When I was young, I thought I would die in the mines. I assumed that one day I would receive the fated call to take the lift down, towards the deeper levels where true riches were said to be hiding. The call was feared by all in Alto Mora, because if you did not take the call, you would be exiled. Outside of Alto Mora lay barren wastelands, droughted land where life had long since left, for miles around.
However, whenever a miner's body was retrieved, due to the population density of Alto Mora, the corpse would be thrown out. Thus, the outside of Alto Mora had become a graveyard, which you would be soon to join if you were ever exiled.
I was a twelve year old youth who hailed from a middle-class family of miners, no different from many other families in Alto Mora. Mother worked as a maid for the Vista family, Father worked in the nicer parts of the mines. I was an only child. I shared the same name as my father's deceased brother, Alcors. We all had beaverish brown hair, slightly hunched backs and naturally tanned skin. I wanted to be a great warrior when I first heard of fairy-tales, but that dream quickly vanished.
The school in Alto Mora taught two things: how to mine and how to ration food. School was misleading and manipulative. Mining was brought up as an honorable line of work, like a soldier at war. The Vista Family were treated like royalty, who would appreciate our work in the mines dearly.
Tales were told of legendary miners who owned mansions on the edge of the city, but they were all lies. There were no mansions, only empty storage units that the people were forbidden to enter or investigate.
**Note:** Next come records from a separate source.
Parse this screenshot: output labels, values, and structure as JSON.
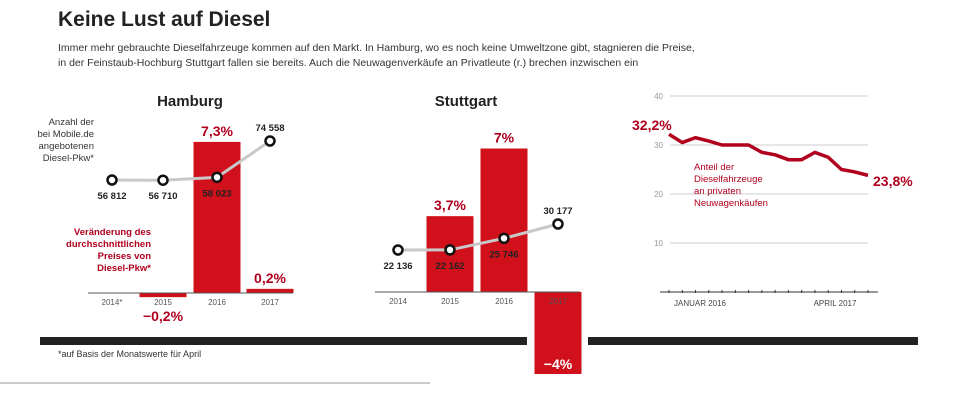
{
  "header": {
    "title": "Keine Lust auf Diesel",
    "subtitle_line1": "Immer mehr gebrauchte Dieselfahrzeuge kommen auf den Markt. In Hamburg, wo es noch keine Umweltzone gibt, stagnieren die Preise,",
    "subtitle_line2": "in der Feinstaub-Hochburg Stuttgart fallen sie bereits. Auch die Neuwagenverkäufe an Privatleute (r.) brechen inzwischen ein"
  },
  "colors": {
    "accent": "#d0101b",
    "line_accent": "#b0001e",
    "count_line": "#c8c8c8",
    "dark": "#222222"
  },
  "footnote": "*auf Basis der Monatswerte für April",
  "chart_data": [
    {
      "type": "bar",
      "title": "Hamburg",
      "categories": [
        "2014*",
        "2015",
        "2016",
        "2017"
      ],
      "values": [
        null,
        -0.2,
        7.3,
        0.2
      ],
      "value_labels": [
        "",
        "−0,2%",
        "7,3%",
        "0,2%"
      ],
      "bar_annotation": "Veränderung des durchschnittlichen Preises von Diesel-Pkw*",
      "line_series": {
        "name": "Anzahl der bei Mobile.de angebotenen Diesel-Pkw*",
        "values": [
          56812,
          56710,
          58023,
          74558
        ],
        "labels": [
          "56 812",
          "56 710",
          "58 023",
          "74 558"
        ]
      }
    },
    {
      "type": "bar",
      "title": "Stuttgart",
      "categories": [
        "2014",
        "2015",
        "2016",
        "2017"
      ],
      "values": [
        null,
        3.7,
        7,
        -4
      ],
      "value_labels": [
        "",
        "3,7%",
        "7%",
        "−4%"
      ],
      "line_series": {
        "values": [
          22136,
          22162,
          25746,
          30177
        ],
        "labels": [
          "22 136",
          "22 162",
          "25 746",
          "30 177"
        ]
      }
    },
    {
      "type": "line",
      "series": [
        {
          "name": "Anteil der Dieselfahrzeuge an privaten Neuwagenkäufen",
          "values": [
            32.2,
            30.5,
            31.5,
            30.8,
            30.0,
            30.0,
            30.0,
            28.5,
            28.0,
            27.0,
            27.0,
            28.5,
            27.5,
            25.0,
            24.5,
            23.8
          ]
        }
      ],
      "x_labels": [
        "JANUAR 2016",
        "APRIL 2017"
      ],
      "yticks": [
        10,
        20,
        30,
        40
      ],
      "ylim": [
        0,
        40
      ],
      "grid": true,
      "start_label": "32,2%",
      "end_label": "23,8%"
    }
  ]
}
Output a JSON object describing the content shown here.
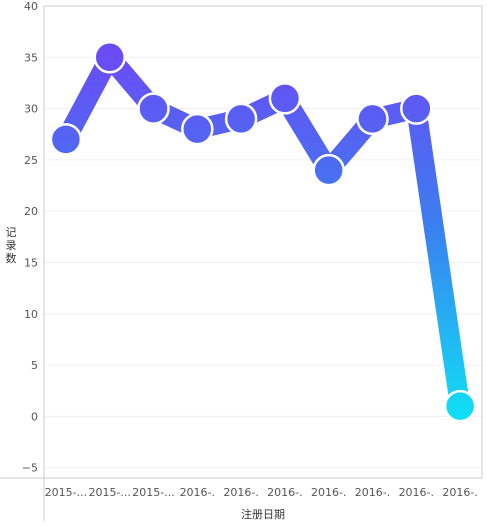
{
  "chart_data": {
    "type": "line",
    "categories": [
      "2015-...",
      "2015-...",
      "2015-...",
      "2016-.",
      "2016-.",
      "2016-.",
      "2016-.",
      "2016-.",
      "2016-.",
      "2016-."
    ],
    "series": [
      {
        "values": [
          27,
          35,
          30,
          28,
          29,
          31,
          24,
          29,
          30,
          1
        ]
      }
    ],
    "xlabel": "注册日期",
    "ylabel": "记录数",
    "ylim": [
      -6,
      40
    ],
    "yticks": [
      -5,
      0,
      5,
      10,
      15,
      20,
      25,
      30,
      35,
      40
    ],
    "grid": true,
    "colors": {
      "gradient_top": "#6a4cf5",
      "gradient_mid": "#3d7cf0",
      "gradient_bottom": "#0fe0f5",
      "grid": "#f0f0f0",
      "axis": "#cccccc"
    }
  }
}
Whenever it rained in Alto Mora, there was a chance that the rain would not stop and the mines would flood. If such a thing were to happen, a large funeral would be held on the edge of the city. The patriarch of the Vista family would walk up to the podium and recite a poem every time the miners died:
The sky has rained black once again,Let the last tears fall, let lamps burn low.
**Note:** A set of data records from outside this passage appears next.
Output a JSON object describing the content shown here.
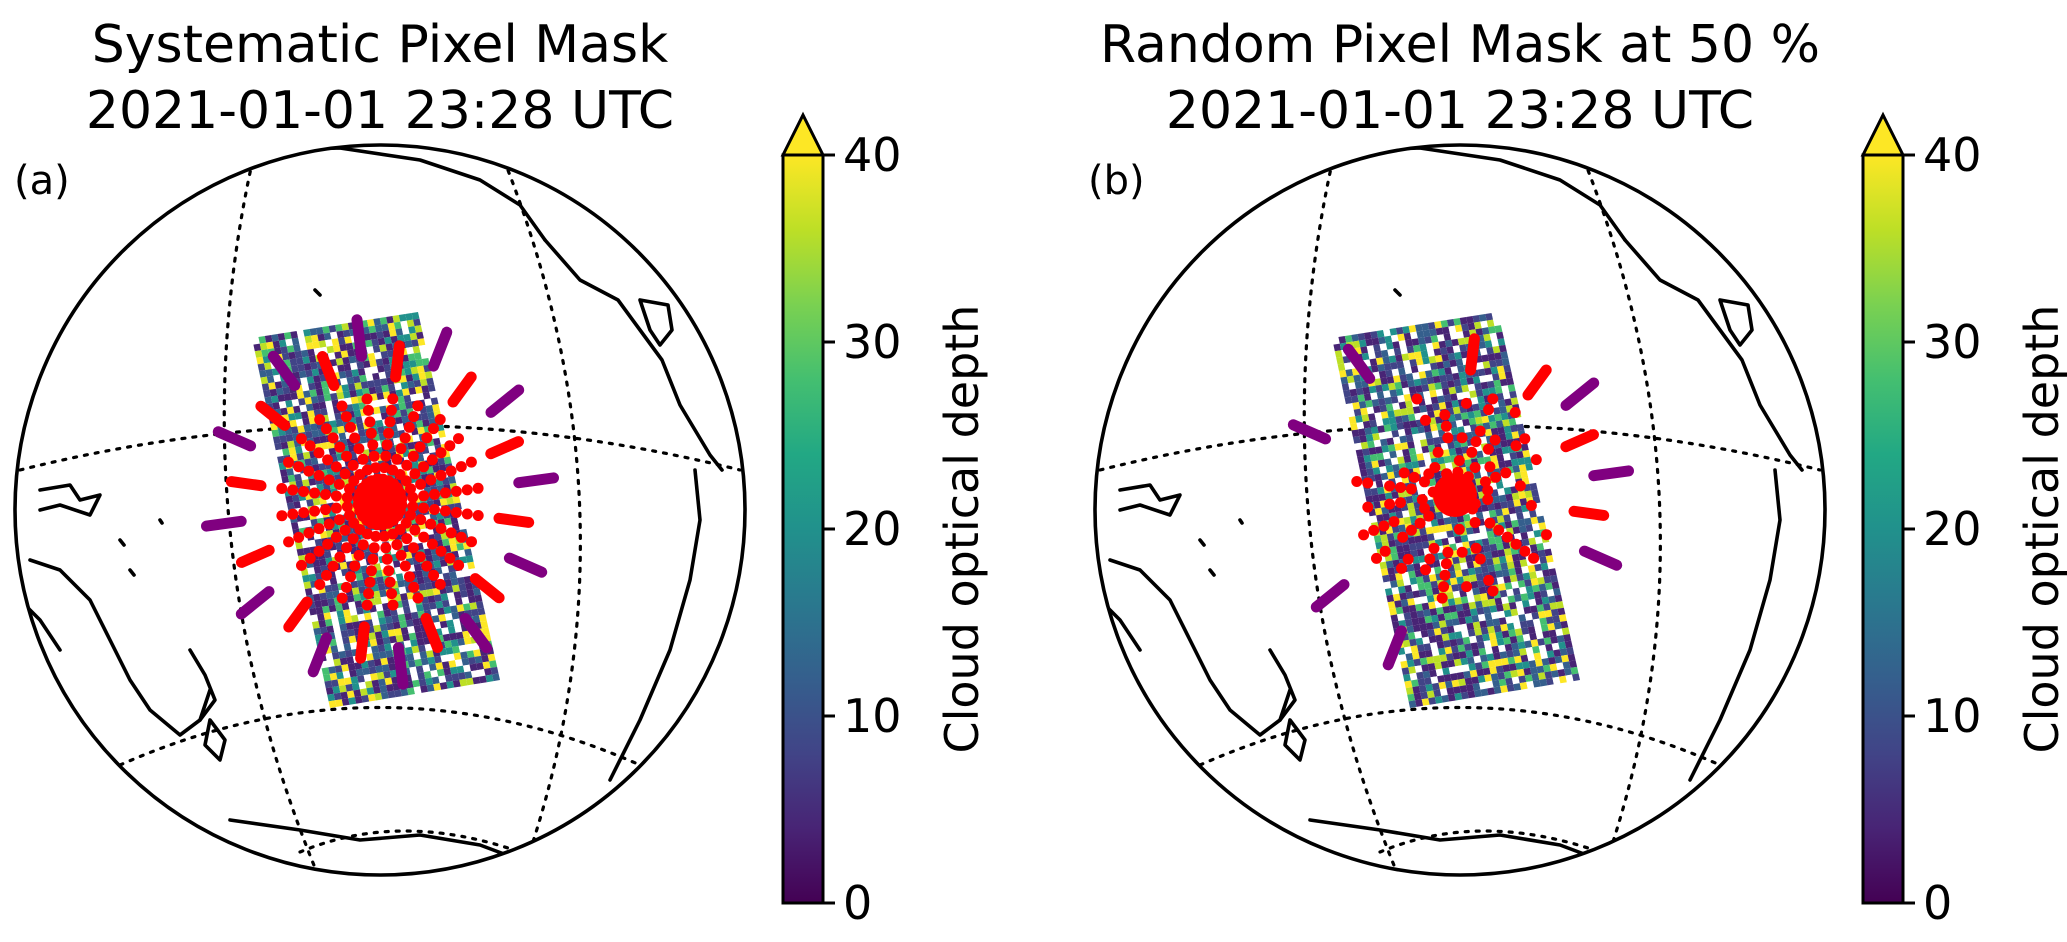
{
  "panels": [
    {
      "id": "a",
      "label": "(a)",
      "title_line1": "Systematic Pixel Mask",
      "title_line2": "2021-01-01 23:28 UTC",
      "mask_type": "systematic"
    },
    {
      "id": "b",
      "label": "(b)",
      "title_line1": "Random Pixel Mask at 50 %",
      "title_line2": "2021-01-01 23:28 UTC",
      "mask_type": "random"
    }
  ],
  "colorbar": {
    "label": "Cloud optical depth",
    "ticks": [
      "0",
      "10",
      "20",
      "30",
      "40"
    ],
    "range": [
      0,
      40
    ],
    "extend": "max",
    "colormap": "viridis",
    "levels": 20,
    "colors": [
      "#440154",
      "#482475",
      "#414487",
      "#355f8d",
      "#2a788e",
      "#21918c",
      "#22a884",
      "#44bf70",
      "#7ad151",
      "#bddf26",
      "#fde725"
    ]
  },
  "chart_data": [
    {
      "type": "heatmap",
      "title": "Systematic Pixel Mask 2021-01-01 23:28 UTC",
      "panel_label": "(a)",
      "projection": "orthographic",
      "variable": "Cloud optical depth",
      "clim": [
        0,
        40
      ],
      "overlay": "systematic red/purple sampling spokes"
    },
    {
      "type": "heatmap",
      "title": "Random Pixel Mask at 50 % 2021-01-01 23:28 UTC",
      "panel_label": "(b)",
      "projection": "orthographic",
      "variable": "Cloud optical depth",
      "clim": [
        0,
        40
      ],
      "overlay": "random 50 % sampling spokes"
    }
  ],
  "colors": {
    "mask_inner": "#ff0000",
    "mask_outer": "#800080",
    "outline": "#000000"
  }
}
Those good men are gone now,
Can you hear them beneath the rocks?
Let roses wilt, let rain fall,
Let bells toll, let sorrows keep.
Tomorrow begins, do not mourn loud—
Let the dead sleep, let the dead sleep.
It did not come as a shock when I one day heard that my own father had been lost in a part of the mines that had collapsed. They were unable to retrieve the bodies of the fallen. He had lived to the age of wrinkles and gray hair, a sign of great fortune in a city as grim as Alto Mora.
At the time, my world had already collapsed. I had long accepted there was no way out of this black hole of hopes and dreams. I watched the people whom my father drank with and would call his closest swiftly move on; his name soon became another number in the records. A tally in a chart, a splotch of ink on paper.
Mother mourned in silence. There was no funeral beyond the recited poem and the bells that tolled at dusk. She continued working for the Vista Family, and I continued school, though we both knew it was only a matter of time before I, too, was sent below. The rationing of food grew tighter, the faces around the city gaunter and . The streets that once had vendors, selling what little they could, slowly emptied until only scavengers and the desperate remained. It was not just the mines that were being hollowed out—it was the city itself.
The deeper the miners were sent, the more the city lost its soul. Alto Mora had always been a place of quiet suffering, but now it was as if the very air carried the weight of all those lost beneath the ground. The only thing that remained constant was the poem, recited time and time again, a reminder that death was the only certainty in Alto Mora.
And when my time came, when the call arrived for me to take the lift into the abyss, I did not protest. I simply stepped forward, knowing there was no other path. As I descended, the echoes of that old poem rang in my ears, the last words I would hear above the surface before I, too followed in the footsteps of my father and the ancestors before him.
The gravel crunched beneath my feet, as the fiery torches on the side of the walls caused my shadow to sprawl back in fear.
The further down one went, the more they shivered. I did not shiver that day, I was already dead.